The door had barely clicked shut before the silence rushed back in, heavier now, like the air had picked up weight on its way into the room. Maddox’s chair was still angled away from mine, his knee no longer touching mine, but the absence of it burned hotter than the contact had.

He glanced at the desk, at my notes, anywhere but my eyes. I pretended to check my pen for ink, my pulse thudding in my ears.

“That was… weird,” he said finally, his voice low enough that it barely carried across the desk.

“Yeah,” I said, my throat dry. “Weird.”

Neither of us laughed this time.

Maddox leaned back in his chair, the plastic groaning under his weight. He tapped the pen against the desk again, but the rhythm was different now—quicker, sharper. “You think she’ll use it?”

I shrugged, even though I knew. “Probably. She’s been looking for filler shots all week.”

“Right,” he said, but his tone was somewhere else entirely.

I stared at him for a moment, trying to read the expression that wasn’t quite making it to his face. He caught me looking and held my gaze just long enough for something unspoken to flare between us—there and gone in the same heartbeat.

He broke it first, leaning forward to stack my notes into a neat pile. “You should probably get home before my mom calls yours.”

The words were normal. The way he said them wasn’t.

I gathered my stuff slowly, the scrape of paper against paper loud in the quiet. Every movement felt deliberate, like we were both buying time without saying so.

When I stood, his chair legs shifted again, almost like he might stand too—but he didn’t. Just sat there, pen in hand, watching me tuck my notebook into my bag.

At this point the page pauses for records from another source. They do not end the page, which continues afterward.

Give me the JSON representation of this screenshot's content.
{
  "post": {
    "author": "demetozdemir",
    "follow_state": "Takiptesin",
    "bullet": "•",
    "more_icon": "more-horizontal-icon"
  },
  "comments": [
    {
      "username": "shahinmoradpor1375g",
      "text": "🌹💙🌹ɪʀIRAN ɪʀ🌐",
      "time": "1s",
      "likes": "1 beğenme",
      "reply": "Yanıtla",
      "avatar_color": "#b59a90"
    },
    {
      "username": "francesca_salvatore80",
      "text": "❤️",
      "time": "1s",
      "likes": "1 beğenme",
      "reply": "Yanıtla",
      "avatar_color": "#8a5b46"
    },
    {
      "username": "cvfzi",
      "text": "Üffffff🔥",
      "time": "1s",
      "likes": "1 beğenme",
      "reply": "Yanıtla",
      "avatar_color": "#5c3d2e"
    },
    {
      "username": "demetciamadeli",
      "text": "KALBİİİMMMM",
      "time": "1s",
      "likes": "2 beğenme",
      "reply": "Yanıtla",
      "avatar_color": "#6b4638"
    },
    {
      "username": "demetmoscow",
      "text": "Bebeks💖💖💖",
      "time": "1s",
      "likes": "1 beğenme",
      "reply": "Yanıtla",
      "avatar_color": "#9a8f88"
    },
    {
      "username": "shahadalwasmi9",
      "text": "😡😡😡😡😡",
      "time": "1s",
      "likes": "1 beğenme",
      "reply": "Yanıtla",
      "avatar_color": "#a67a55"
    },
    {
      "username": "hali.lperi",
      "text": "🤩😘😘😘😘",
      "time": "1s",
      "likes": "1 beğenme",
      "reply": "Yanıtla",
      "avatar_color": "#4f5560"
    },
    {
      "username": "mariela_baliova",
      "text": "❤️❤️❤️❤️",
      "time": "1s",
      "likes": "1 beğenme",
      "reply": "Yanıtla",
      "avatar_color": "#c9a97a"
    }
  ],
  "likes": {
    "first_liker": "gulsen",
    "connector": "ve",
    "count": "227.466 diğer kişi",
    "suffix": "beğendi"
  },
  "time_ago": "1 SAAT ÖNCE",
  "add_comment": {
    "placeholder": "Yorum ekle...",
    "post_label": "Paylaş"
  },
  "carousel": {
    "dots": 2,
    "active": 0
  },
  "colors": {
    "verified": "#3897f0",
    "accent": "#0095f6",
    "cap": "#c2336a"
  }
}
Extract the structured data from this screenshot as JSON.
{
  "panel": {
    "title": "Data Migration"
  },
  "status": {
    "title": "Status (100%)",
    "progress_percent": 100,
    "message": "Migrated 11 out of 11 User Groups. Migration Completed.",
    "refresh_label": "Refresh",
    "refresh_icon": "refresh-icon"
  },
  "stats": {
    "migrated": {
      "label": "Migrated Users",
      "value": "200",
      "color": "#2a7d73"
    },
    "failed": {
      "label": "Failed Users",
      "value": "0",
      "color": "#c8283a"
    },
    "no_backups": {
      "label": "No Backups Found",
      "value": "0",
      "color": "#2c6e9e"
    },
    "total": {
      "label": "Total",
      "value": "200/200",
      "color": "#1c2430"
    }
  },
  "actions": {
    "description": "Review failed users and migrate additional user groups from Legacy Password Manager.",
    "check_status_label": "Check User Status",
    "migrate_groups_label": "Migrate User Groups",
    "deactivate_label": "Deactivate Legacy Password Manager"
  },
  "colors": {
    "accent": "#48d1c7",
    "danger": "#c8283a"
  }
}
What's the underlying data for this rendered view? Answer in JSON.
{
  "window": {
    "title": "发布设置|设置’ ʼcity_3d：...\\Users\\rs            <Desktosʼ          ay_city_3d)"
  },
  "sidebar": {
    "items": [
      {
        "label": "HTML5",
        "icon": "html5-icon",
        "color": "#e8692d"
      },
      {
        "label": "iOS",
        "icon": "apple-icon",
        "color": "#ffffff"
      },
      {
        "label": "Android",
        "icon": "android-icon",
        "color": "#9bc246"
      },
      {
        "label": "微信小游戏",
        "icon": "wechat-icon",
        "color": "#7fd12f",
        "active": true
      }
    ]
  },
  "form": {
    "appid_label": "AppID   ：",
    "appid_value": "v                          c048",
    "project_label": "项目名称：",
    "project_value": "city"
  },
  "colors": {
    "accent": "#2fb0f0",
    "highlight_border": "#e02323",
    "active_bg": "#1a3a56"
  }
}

I wanted to say something—anything—to pin the moment down before it drifted out of reach. But all that came out was, “See you tomorrow?”

“Yeah,” he said, and for a fraction of a second, his mouth twitched into the start of a smile. “See you.”

I walked out into the hallway, the door clicking shut behind me, and the shadows in Room 214 kept the rest for themselves.

Present Day

Back in the hotel room, I closed the journal and set it on the nightstand like it might burn me if I held it any longer. My eyes were still raw, my chest still tight. The air felt heavier here too, even with the hum of the AC.

“Maybe some chapters,” I murmured to the empty room, “are meant to stay closed.”